Spesso guardando alla Siria è in gioco la retorica, la retorica dell’interventismo umanitario, dell’isolazionismo, del laissez-faire, dell’aiuto ai popoli, dello stare a guardare cosa accade; e poi la retorica della diplomazia, delle alleanze, Cina e Russia contro Usa e Europa; la retorica delle infiltrazioni quaediste, del complotto pan-arabico, degli aiuti dell’Iran al regime di Assad, dell’imminente conflitto di cui parlano persino i servizi segreti americani tra Israele e Iran. E’ in gioco la partigianeria, il misticismo, la simpatia e l’empatia della distanza. In tutto questo complesso schema geopolitico, tuttavia, l’unica cosa da non perdere di vista è l’uomo innocente che muore.
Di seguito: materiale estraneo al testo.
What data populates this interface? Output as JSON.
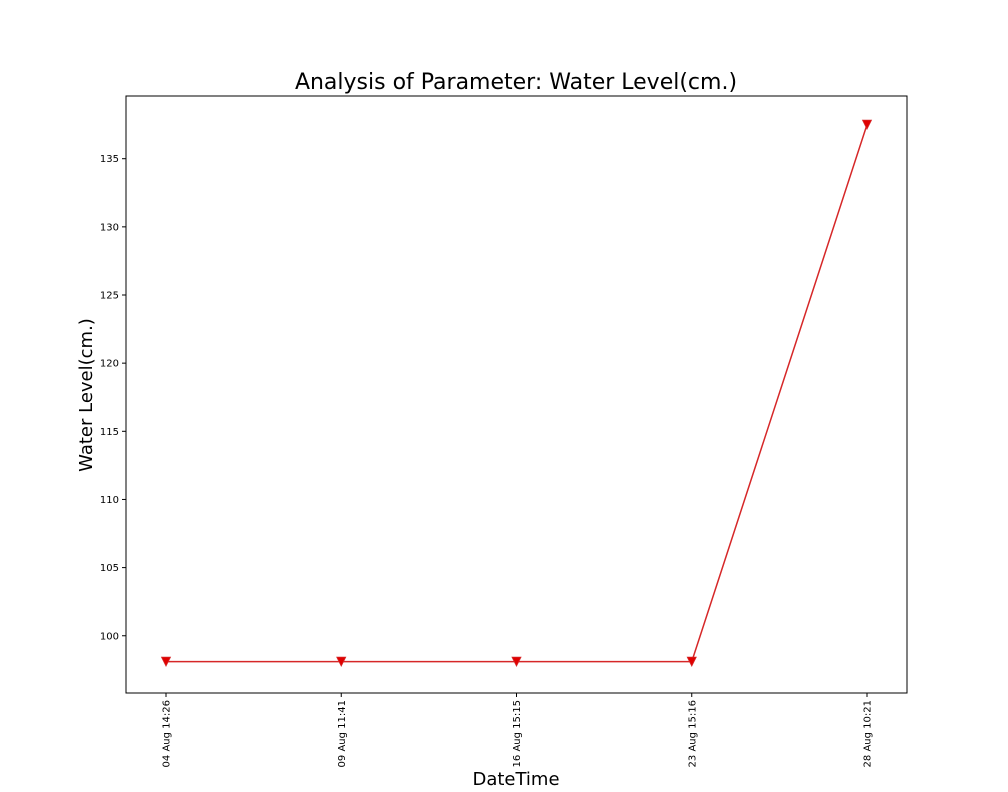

Ad Hama, come ad Homs, sono state tante le vittime innocenti, vittime che in nome di ideologie, fazioni, religioni, colori politici, eccetera, hanno dovuto abbandonare questo spiazzo di mondo per finire in chissà quale al di là immaginifico. In tutto questo gioco mondiale, lo scacchiere delle alleanze, e la lotta per la libertà, sempre così personale, sempre così intima e diversa in ogni sua espressione, in tutto questo andirivieni di teorie e punti di vista, non dimentichiamoci del sangue versato.